Question

Think About It It is known that \(y=e^{k t}\) is a solution of the differential equation \(y^{\prime \prime}-16 y=0 .\) Find the values of \(k .\)

Short answer

The values of \(k\) are 4 and -4.

Step-by-step solution

Compute the derivative of \(y\)

The derivative of the function \(y=e^{kt}\) is given by \(y'=ke^{kt}\) and the second derivative is \(y^{\prime \prime} = k^2 e^{kt}\).

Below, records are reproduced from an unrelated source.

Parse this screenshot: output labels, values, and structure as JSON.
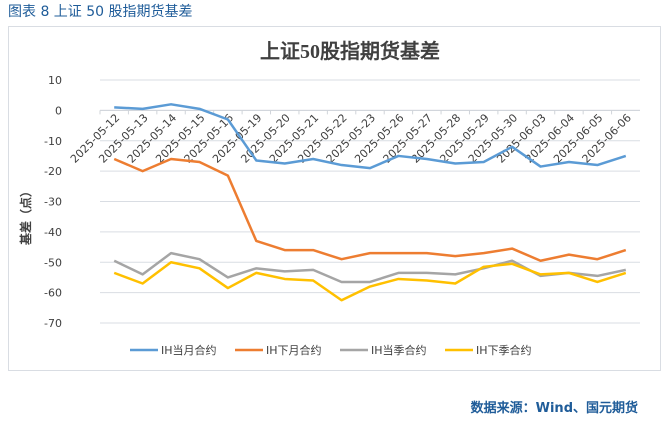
{
  "header": {
    "caption": "图表 8  上证 50 股指期货基差"
  },
  "source": "数据来源：Wind、国元期货",
  "chart_data": {
    "type": "line",
    "title": "上证50股指期货基差",
    "ylabel": "基差（点）",
    "xlabel": "",
    "ylim": [
      -70,
      10
    ],
    "yticks": [
      10,
      0,
      -10,
      -20,
      -30,
      -40,
      -50,
      -60,
      -70
    ],
    "grid": true,
    "legend": "bottom",
    "categories": [
      "2025-05-12",
      "2025-05-13",
      "2025-05-14",
      "2025-05-15",
      "2025-05-16",
      "2025-05-19",
      "2025-05-20",
      "2025-05-21",
      "2025-05-22",
      "2025-05-23",
      "2025-05-26",
      "2025-05-27",
      "2025-05-28",
      "2025-05-29",
      "2025-05-30",
      "2025-06-03",
      "2025-06-04",
      "2025-06-05",
      "2025-06-06"
    ],
    "series": [
      {
        "name": "IH当月合约",
        "color": "#5b9bd5",
        "values": [
          1,
          0.5,
          2,
          0.5,
          -3,
          -16.5,
          -17.5,
          -16,
          -18,
          -19,
          -15,
          -16,
          -17.5,
          -17,
          -12,
          -18.5,
          -17,
          -18,
          -15
        ]
      },
      {
        "name": "IH下月合约",
        "color": "#ed7d31",
        "values": [
          -16,
          -20,
          -16,
          -17,
          -21.5,
          -43,
          -46,
          -46,
          -49,
          -47,
          -47,
          -47,
          -48,
          -47,
          -45.5,
          -49.5,
          -47.5,
          -49,
          -46
        ]
      },
      {
        "name": "IH当季合约",
        "color": "#a5a5a5",
        "values": [
          -49.5,
          -54,
          -47,
          -49,
          -55,
          -52,
          -53,
          -52.5,
          -56.5,
          -56.5,
          -53.5,
          -53.5,
          -54,
          -52,
          -49.5,
          -54.5,
          -53.5,
          -54.5,
          -52.5
        ]
      },
      {
        "name": "IH下季合约",
        "color": "#ffc000",
        "values": [
          -53.5,
          -57,
          -50,
          -52,
          -58.5,
          -53.5,
          -55.5,
          -56,
          -62.5,
          -58,
          -55.5,
          -56,
          -57,
          -51.5,
          -50.5,
          -54,
          -53.5,
          -56.5,
          -53.5
        ]
      }
    ]
  }
}
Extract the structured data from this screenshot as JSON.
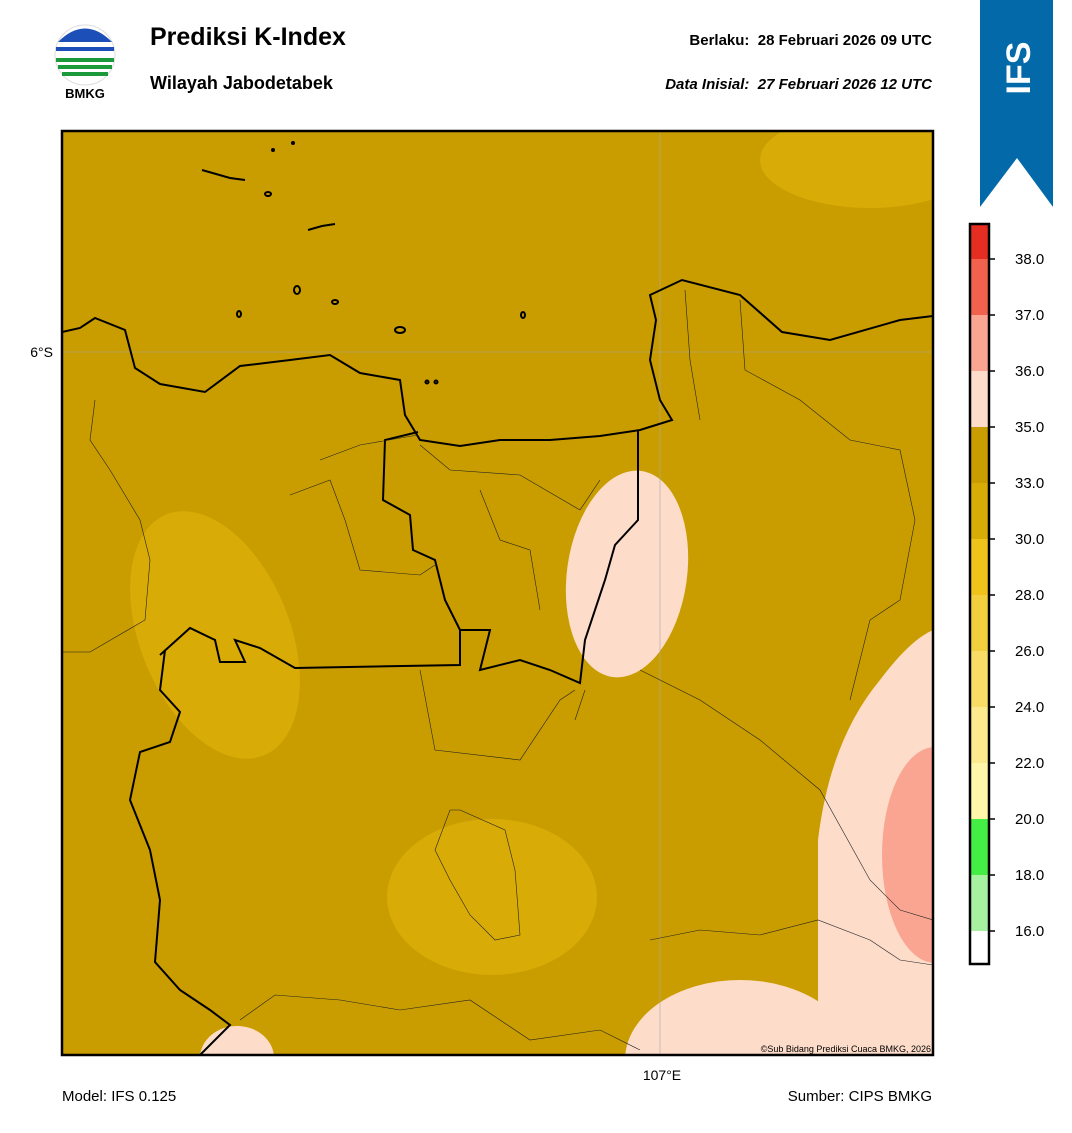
{
  "header": {
    "title": "Prediksi K-Index",
    "subtitle": "Wilayah Jabodetabek",
    "valid": "Berlaku:  28 Februari 2026 09 UTC",
    "init": "Data Inisial:  27 Februari 2026 12 UTC",
    "logo_text": "BMKG",
    "badge": "IFS"
  },
  "map": {
    "lat_label": "6°S",
    "lon_label": "107°E",
    "credit": "©Sub Bidang Prediksi Cuaca BMKG, 2026"
  },
  "colorbar": {
    "ticks": [
      "16.0",
      "18.0",
      "20.0",
      "22.0",
      "24.0",
      "26.0",
      "28.0",
      "30.0",
      "33.0",
      "35.0",
      "36.0",
      "37.0",
      "38.0"
    ],
    "colors": [
      "#ffffff",
      "#a6f2a0",
      "#44ee44",
      "#fff6aa",
      "#fde98e",
      "#f8dc66",
      "#f3cf3e",
      "#efc31a",
      "#d9ab06",
      "#c99d00",
      "#fddcca",
      "#f9a591",
      "#f0624e",
      "#e62d22"
    ]
  },
  "footer": {
    "model": "Model: IFS 0.125",
    "source": "Sumber: CIPS BMKG"
  }
}
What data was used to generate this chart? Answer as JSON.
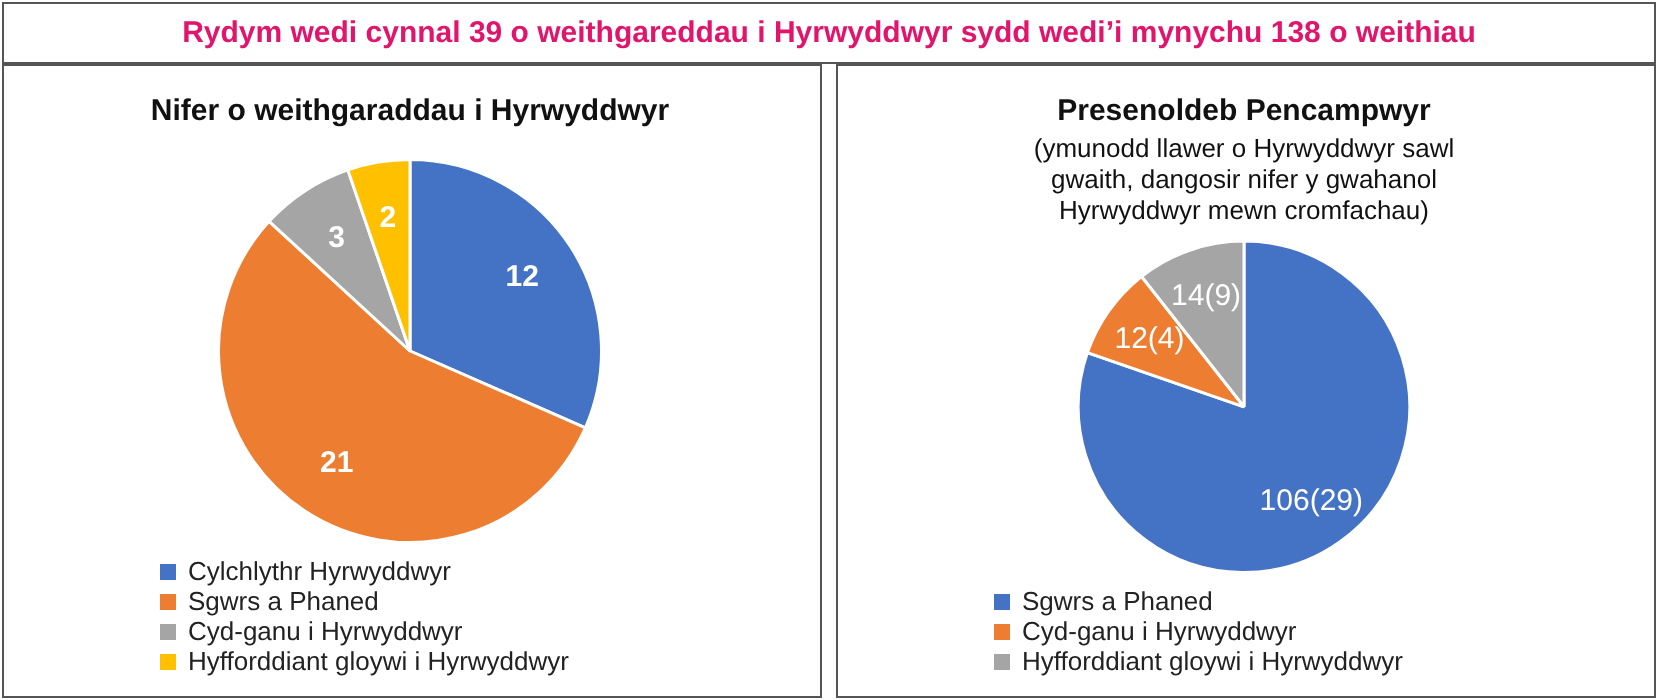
{
  "chart_data": [
    {
      "type": "other",
      "title": "Rydym wedi cynnal 39 o weithgareddau i Hyrwyddwyr sydd wedi’i mynychu 138 o weithiau"
    },
    {
      "type": "pie",
      "title": "Nifer o weithgaraddau i Hyrwyddwyr",
      "categories": [
        "Cylchlythr Hyrwyddwyr",
        "Sgwrs a Phaned",
        "Cyd-ganu i Hyrwyddwyr",
        "Hyfforddiant gloywi i Hyrwyddwyr"
      ],
      "values": [
        12,
        21,
        3,
        2
      ],
      "colors": [
        "#4472c4",
        "#ed7d31",
        "#a5a5a5",
        "#ffc000"
      ],
      "data_labels": true,
      "legend": "bottom"
    },
    {
      "type": "pie",
      "title": "Presenoldeb Pencampwyr",
      "subtitle": "(ymunodd llawer o Hyrwyddwyr sawl gwaith, dangosir nifer y gwahanol Hyrwyddwyr mewn cromfachau)",
      "categories": [
        "Sgwrs a Phaned",
        "Cyd-ganu i Hyrwyddwyr",
        "Hyfforddiant gloywi i Hyrwyddwyr"
      ],
      "values": [
        106,
        12,
        14
      ],
      "value_labels": [
        "106(29)",
        "12(4)",
        "14(9)"
      ],
      "colors": [
        "#4472c4",
        "#ed7d31",
        "#a5a5a5"
      ],
      "legend": "bottom"
    }
  ]
}
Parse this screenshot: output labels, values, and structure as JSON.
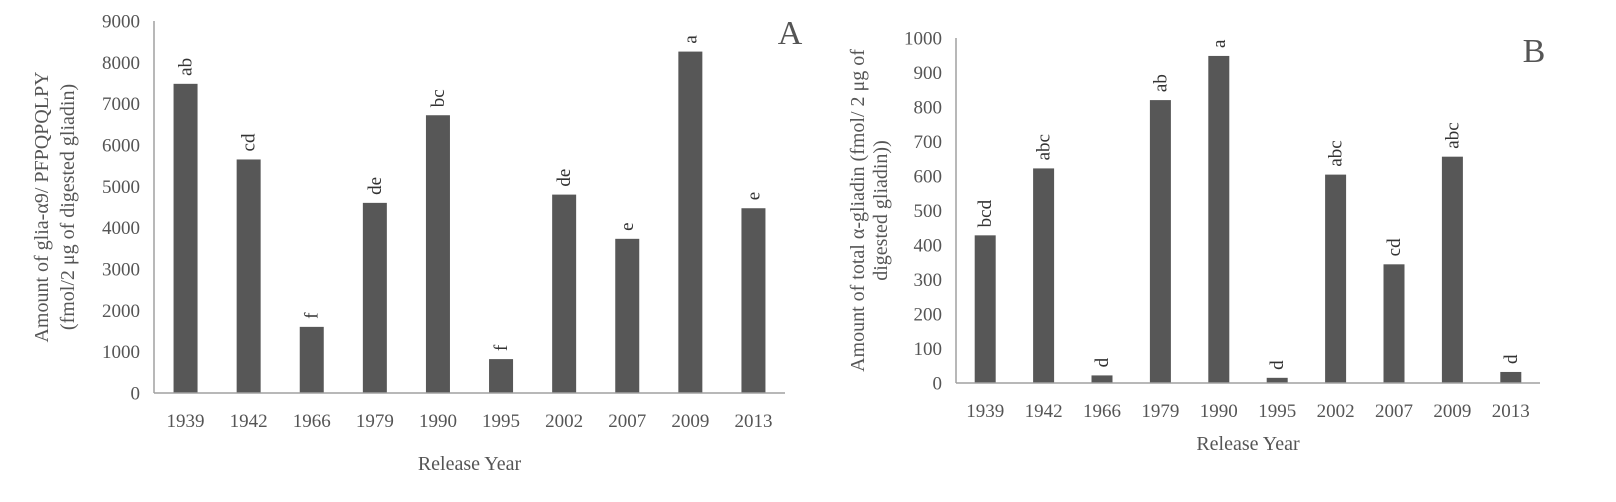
{
  "chart_data": [
    {
      "type": "bar",
      "panel_label": "A",
      "categories": [
        "1939",
        "1942",
        "1966",
        "1979",
        "1990",
        "1995",
        "2002",
        "2007",
        "2009",
        "2013"
      ],
      "values": [
        7480,
        5650,
        1600,
        4600,
        6720,
        820,
        4800,
        3730,
        8260,
        4470
      ],
      "significance_letters": [
        "ab",
        "cd",
        "f",
        "de",
        "bc",
        "f",
        "de",
        "e",
        "a",
        "e"
      ],
      "ylabel_lines": [
        "Amount of glia-α9/ PFPQPQLPY",
        "(fmol/2 μg of digested gliadin)"
      ],
      "xlabel": "Release Year",
      "ylim": [
        0,
        9000
      ],
      "yticks": [
        0,
        1000,
        2000,
        3000,
        4000,
        5000,
        6000,
        7000,
        8000,
        9000
      ],
      "bar_color": "#575757",
      "grid": false,
      "legend": "none"
    },
    {
      "type": "bar",
      "panel_label": "B",
      "categories": [
        "1939",
        "1942",
        "1966",
        "1979",
        "1990",
        "1995",
        "2002",
        "2007",
        "2009",
        "2013"
      ],
      "values": [
        428,
        622,
        22,
        820,
        948,
        15,
        604,
        344,
        656,
        32
      ],
      "significance_letters": [
        "bcd",
        "abc",
        "d",
        "ab",
        "a",
        "d",
        "abc",
        "cd",
        "abc",
        "d"
      ],
      "ylabel_lines": [
        "Amount of total α-gliadin (fmol/ 2 μg of",
        "digested gliadin))"
      ],
      "xlabel": "Release Year",
      "ylim": [
        0,
        1000
      ],
      "yticks": [
        0,
        100,
        200,
        300,
        400,
        500,
        600,
        700,
        800,
        900,
        1000
      ],
      "bar_color": "#575757",
      "grid": false,
      "legend": "none"
    }
  ]
}
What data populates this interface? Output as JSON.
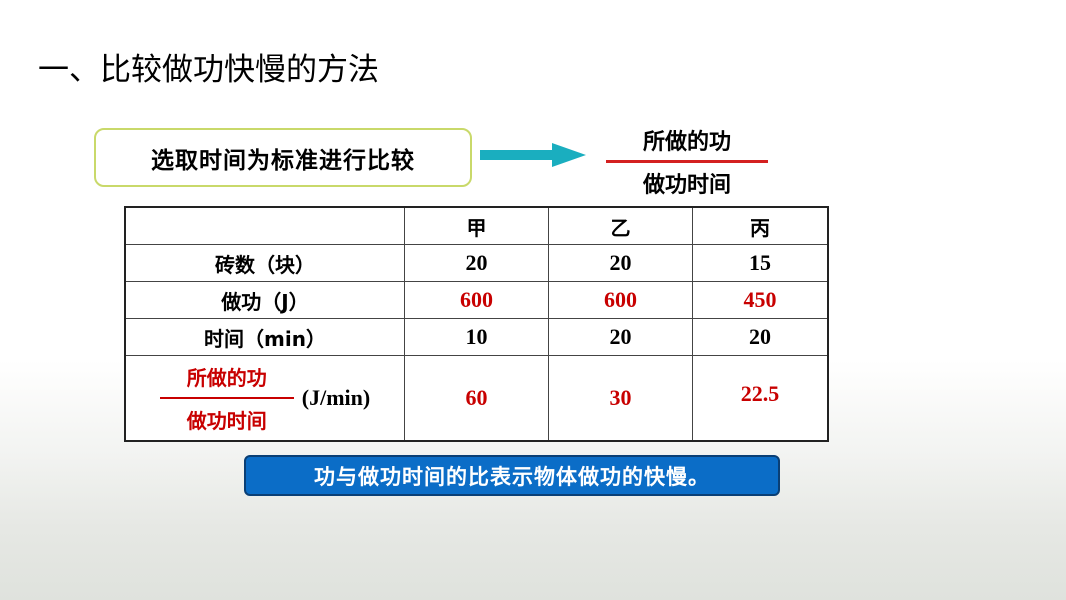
{
  "title": "一、比较做功快慢的方法",
  "method_box": "选取时间为标准进行比较",
  "fraction": {
    "numerator": "所做的功",
    "denominator": "做功时间"
  },
  "colors": {
    "arrow": "#1aaebf",
    "box_border": "#c9d96a",
    "fraction_line": "#d42020",
    "red_text": "#c80000",
    "conclusion_bg": "#0b6dc7"
  },
  "table": {
    "headers": [
      "",
      "甲",
      "乙",
      "丙"
    ],
    "rows": [
      {
        "label": "砖数（块）",
        "values": [
          "20",
          "20",
          "15"
        ]
      },
      {
        "label": "做功（J）",
        "values": [
          "600",
          "600",
          "450"
        ]
      },
      {
        "label": "时间（min）",
        "values": [
          "10",
          "20",
          "20"
        ]
      }
    ],
    "ratio_row": {
      "numerator": "所做的功",
      "denominator": "做功时间",
      "unit": "(J/min)",
      "values": [
        "60",
        "30",
        "22.5"
      ]
    }
  },
  "conclusion": "功与做功时间的比表示物体做功的快慢。"
}
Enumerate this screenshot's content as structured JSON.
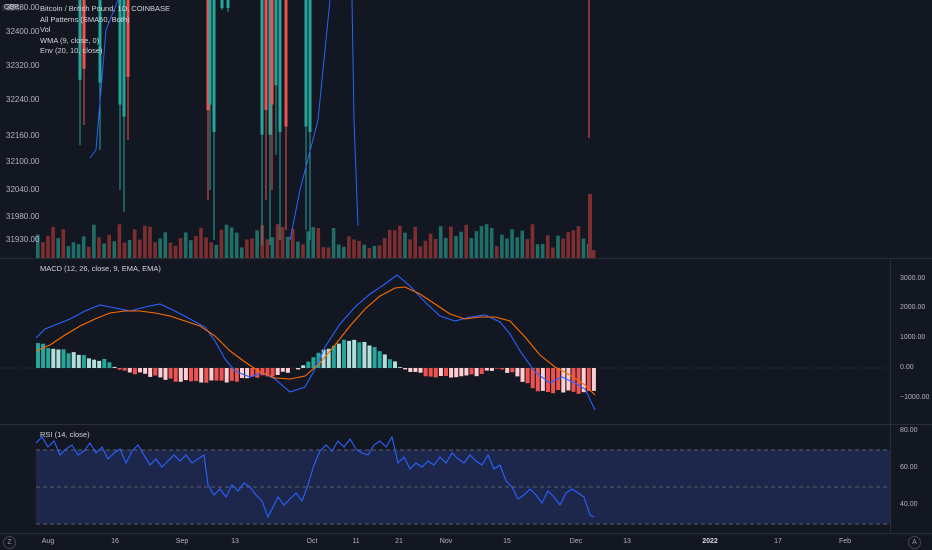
{
  "currency_badge": "GBP",
  "main_legend": {
    "title": "Bitcoin / British Pound, 1D, COINBASE",
    "lines": [
      "All Patterns (SMA50, Both)",
      "Vol",
      "WMA (9, close, 0)",
      "Env (20, 10, close)"
    ]
  },
  "price_axis_left": [
    "32480.00",
    "32400.00",
    "32320.00",
    "32240.00",
    "32160.00",
    "32100.00",
    "32040.00",
    "31980.00",
    "31930.00"
  ],
  "macd": {
    "legend": "MACD (12, 26, close, 9, EMA, EMA)",
    "axis": [
      "3000.00",
      "2000.00",
      "1000.00",
      "0.00",
      "−1000.00"
    ]
  },
  "rsi": {
    "legend": "RSI (14, close)",
    "axis": [
      "80.00",
      "60.00",
      "40.00"
    ]
  },
  "time_axis": [
    {
      "label": "Aug",
      "bold": false
    },
    {
      "label": "16",
      "bold": false
    },
    {
      "label": "Sep",
      "bold": false
    },
    {
      "label": "13",
      "bold": false
    },
    {
      "label": "Oct",
      "bold": false
    },
    {
      "label": "11",
      "bold": false
    },
    {
      "label": "21",
      "bold": false
    },
    {
      "label": "Nov",
      "bold": false
    },
    {
      "label": "15",
      "bold": false
    },
    {
      "label": "Dec",
      "bold": false
    },
    {
      "label": "13",
      "bold": false
    },
    {
      "label": "2022",
      "bold": true
    },
    {
      "label": "17",
      "bold": false
    },
    {
      "label": "Feb",
      "bold": false
    }
  ],
  "corner_left": "Z",
  "corner_right": "A",
  "colors": {
    "background": "#131722",
    "up": "#26a69a",
    "down": "#ef5350",
    "macd_line": "#2962ff",
    "signal_line": "#ff6d00",
    "rsi_line": "#7e57c2",
    "rsi_band": "#1e2a52"
  }
}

Substitute derivatives into the given equation

Substitute the values of \(y\) and \(y^{\prime \prime}\) in the given equation. The equation becomes \(k^2e^{kt} - 16e^{kt} = 0\). Simplifying, we have \(k^2 - 16 = 0\).

Solve for \(k\)

Solve the equation \(k^2 - 16 = 0\). The solutions are \(k = \pm 4\), because \(4^2 = 16\).

Key concepts

Exponential Functions

Exponential functions are a special type of mathematical function where the variable appears in the exponent. The standard form of an exponential function looks like this: \( y = e^{kt} \). Here, \( e \) is a mathematical constant approximately equal to 2.71828. It's known as the base of natural logarithms and is used extensively in calculus and differential equations. Exponential functions are characterized by their rapid rate of growth or decay depending on whether the exponent is positive or negative. They are extremely useful for modeling real-world phenomena like population growth, radioactive decay, and continuously compounded interest rates.
In the context of differential equations, exponential functions often serve as solutions because they maintain their form even after differentiation. This characteristic makes them extremely handy when solving ordinary differential equations (ODEs), especially those with constant coefficients.

Second Derivative

The second derivative of a function gives us insight into the curvature or concavity of the graph of the function. In simpler terms, while the first derivative tells us how fast the function is changing, the second derivative tells us how the rate of change is itself changing. For our given function \( y = e^{kt} \), the first derivative is \( y' = ke^{kt} \) and the second derivative is \( y'' = k^2e^{kt} \).The process of finding a second derivative involves different strategies depending on the initial function. When dealing with exponential functions, as in our exercise, the differentiation process leverages the function's unique property of retaining its form after differentiation. This means that each time we differentiate \( e^{kt} \), we simply multiply by the appropriate power of \( k \).
In our problem, the second derivative is crucial in forming the original differential equation, \( y'' - 16y = 0 \), which lets us solve for \( k \).

Solving Equations

Solving equations, especially differential equations, often involves several steps to find a meaningful solution. For our differential equation \( y'' - 16y = 0 \), the task is to find the values of \( k \) where the exponential function \( y = e^{kt} \) satisfies the equation. We start by substituting the derivatives we calculated into the equation. This gives us \( k^2e^{kt} - 16e^{kt} = 0 \).Notice how the exponential term \( e^{kt} \) doesn't affect the ability to solve for \( k \) because it's a common factor and never zero for any real number \( t \). We can simplify our equation by dividing both sides by \( e^{kt} \), resulting in \( k^2 - 16 = 0 \). This is now a simple algebraic equation, which can be solved using techniques for quadratic equations. As solutions, we find \( k = \pm 4 \) because \( 4^2 - 16 = 0 \).
Equation solving in mathematics, particularly in calculus, often involves transforming complex equations into simpler forms.

Mathematical Solutions

In mathematics, finding a solution means determining the values of variables that satisfy a given equation. Solutions can be values that solve algebraic equations, integrals, or in the context of differential equations, functions.For the problem \( y'' - 16y = 0 \), the solution is the set of all \( k \) values for which \( y = e^{kt} \) satisfies the equation. Our step-by-step approach leads us to the values \( k = 4 \) and \( k = -4 \). This means both \( e^{4t} \) and \( e^{-4t} \) are valid solutions to the original differential equation.
Finding solutions to differential equations often involves identifying all potential functions that satisfy the equation's conditions. Understanding the type of solution we are seeking, whether it's a specific value or a function form, is crucial to successful problem-solving in mathematics.